DDD

Domain-driven design (DDD) is the concept that the structure and language of your code (class names, class methods, class variables) should match the business domain. For example, if your software processes loan applications, it might have classes such as LoanApplication and Customer, and methods such as AcceptOffer and Withdraw. The term was coined by Eric Evans in his book of the same title.

Entities

There is a category of objects which seem to have an identity, which remains the same throughout the states of the software. Such objects are called Entities.

IHasId

IHasId, IHasId Generic and non-generic versions of the IHasId attribute are used both for business objects and their projections (DTO’s). These interfaces are essential for some handy extension methods described in the “meta-programming” section of the documentation.

HasIdBase: IHasId, HasIdBase: IHasId

The only reason for the existence of these classes is to avoid code duplication in your codebase because typically there are lots of IDs in every business app. You might also want to declare more advanced classes for your entities. For instance, making your Id property setter non-public maybe a good thing for your design in terms of reliability and maintainability. The good news is that you can write these classes by yourself. Force is not a framework, so we try to keep it as simple and lightweight as possible.

HasNameBase: HasIdBase

This is just a more specific base class derived from the HasIdBase. Literally every single business app has at least one entity with a name. That’s why this base class is included.

ValueObjects

There are cases when we need to contain some attributes of a domain element. We are not interested in which object it is, but what attributes it has. An object that is used to describe certain aspects of a domain, and which does not have an identity, is named Value Object. The ValueObject implementation is inspired by Vladimir Khorikov’s article “Value Object: a better implementation”

Spec

Specification (Spec)is a pattern that allows us to encapsulate some piece of domain knowledge into a single unit - specification - and reuse it in different parts of the codebase. C# implementation of the pattern benefits from using the Expression Trees so that it can be applied to both IQueryable and IEnumerable. Compiling an expression tree is a relatively slow operation so it’s cached internally so that the Compile method will run only once per specification instance.

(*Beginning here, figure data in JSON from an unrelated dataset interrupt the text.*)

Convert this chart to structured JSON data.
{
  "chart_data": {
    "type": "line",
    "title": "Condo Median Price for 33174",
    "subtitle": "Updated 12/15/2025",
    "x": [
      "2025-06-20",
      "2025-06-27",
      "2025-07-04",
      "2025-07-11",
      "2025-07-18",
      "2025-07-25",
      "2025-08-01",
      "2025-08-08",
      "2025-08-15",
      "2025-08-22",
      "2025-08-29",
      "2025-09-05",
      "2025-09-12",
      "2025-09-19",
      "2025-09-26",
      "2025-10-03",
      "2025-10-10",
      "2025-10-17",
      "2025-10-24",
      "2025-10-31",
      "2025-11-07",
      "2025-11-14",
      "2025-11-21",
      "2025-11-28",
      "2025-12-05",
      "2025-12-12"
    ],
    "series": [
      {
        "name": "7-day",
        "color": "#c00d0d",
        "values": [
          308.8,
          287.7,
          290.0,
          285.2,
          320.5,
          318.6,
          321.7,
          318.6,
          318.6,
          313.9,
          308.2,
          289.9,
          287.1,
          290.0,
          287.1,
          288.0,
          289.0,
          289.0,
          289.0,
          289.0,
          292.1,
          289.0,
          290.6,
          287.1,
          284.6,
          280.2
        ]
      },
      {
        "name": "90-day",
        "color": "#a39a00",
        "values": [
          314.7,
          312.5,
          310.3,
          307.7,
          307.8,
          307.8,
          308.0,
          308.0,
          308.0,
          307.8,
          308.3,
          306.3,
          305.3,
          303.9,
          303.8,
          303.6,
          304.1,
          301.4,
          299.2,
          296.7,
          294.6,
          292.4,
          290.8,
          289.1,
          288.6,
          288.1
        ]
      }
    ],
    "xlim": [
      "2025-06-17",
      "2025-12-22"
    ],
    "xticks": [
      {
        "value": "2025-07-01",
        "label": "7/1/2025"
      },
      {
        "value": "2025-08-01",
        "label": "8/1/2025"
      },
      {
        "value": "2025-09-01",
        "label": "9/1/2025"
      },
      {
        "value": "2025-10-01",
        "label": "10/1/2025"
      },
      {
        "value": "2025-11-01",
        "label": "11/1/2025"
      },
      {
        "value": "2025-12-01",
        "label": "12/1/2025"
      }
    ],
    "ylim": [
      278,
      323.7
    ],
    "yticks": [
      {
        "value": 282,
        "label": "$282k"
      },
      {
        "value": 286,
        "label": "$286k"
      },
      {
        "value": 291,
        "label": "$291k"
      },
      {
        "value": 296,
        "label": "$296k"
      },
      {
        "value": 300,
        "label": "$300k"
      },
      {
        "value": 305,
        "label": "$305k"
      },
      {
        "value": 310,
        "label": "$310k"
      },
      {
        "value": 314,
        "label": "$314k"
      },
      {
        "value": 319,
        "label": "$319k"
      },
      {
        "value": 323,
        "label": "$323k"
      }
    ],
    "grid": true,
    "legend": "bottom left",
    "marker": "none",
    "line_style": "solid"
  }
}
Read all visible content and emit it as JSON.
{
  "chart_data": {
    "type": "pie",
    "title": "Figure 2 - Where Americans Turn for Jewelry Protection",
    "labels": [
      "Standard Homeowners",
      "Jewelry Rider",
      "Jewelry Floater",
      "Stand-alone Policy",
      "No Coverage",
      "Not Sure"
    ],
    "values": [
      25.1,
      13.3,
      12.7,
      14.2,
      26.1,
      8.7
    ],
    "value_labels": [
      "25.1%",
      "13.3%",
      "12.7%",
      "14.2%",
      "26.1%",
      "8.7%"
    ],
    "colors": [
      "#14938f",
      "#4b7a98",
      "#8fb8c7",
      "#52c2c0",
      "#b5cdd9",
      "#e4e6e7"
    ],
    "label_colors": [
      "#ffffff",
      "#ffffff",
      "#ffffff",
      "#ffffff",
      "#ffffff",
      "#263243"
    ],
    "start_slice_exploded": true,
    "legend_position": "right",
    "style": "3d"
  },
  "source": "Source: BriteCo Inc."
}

That’s why it’s recommended to define specifications as static read-only variables.

Spec implementation supports &,&&, |,||, and ! operators and also provides an extension method From which helps to build new specifications composing the existing ones within a single aggregate.

SpecBuilder

SpecBuilder is a powerful tool for creating specifications by conventions. See the FilterConventions documentation for more details.

Domain Events

The need for domain events comes from a desire to inject services into domain models. What we really want is to create an encapsulated domain model, but decouple ourselves from potential side effects and isolate those explicitly. The domain events implementation is based on Jimmy Boggard’s article “A better domain events pattern” and slightly improved.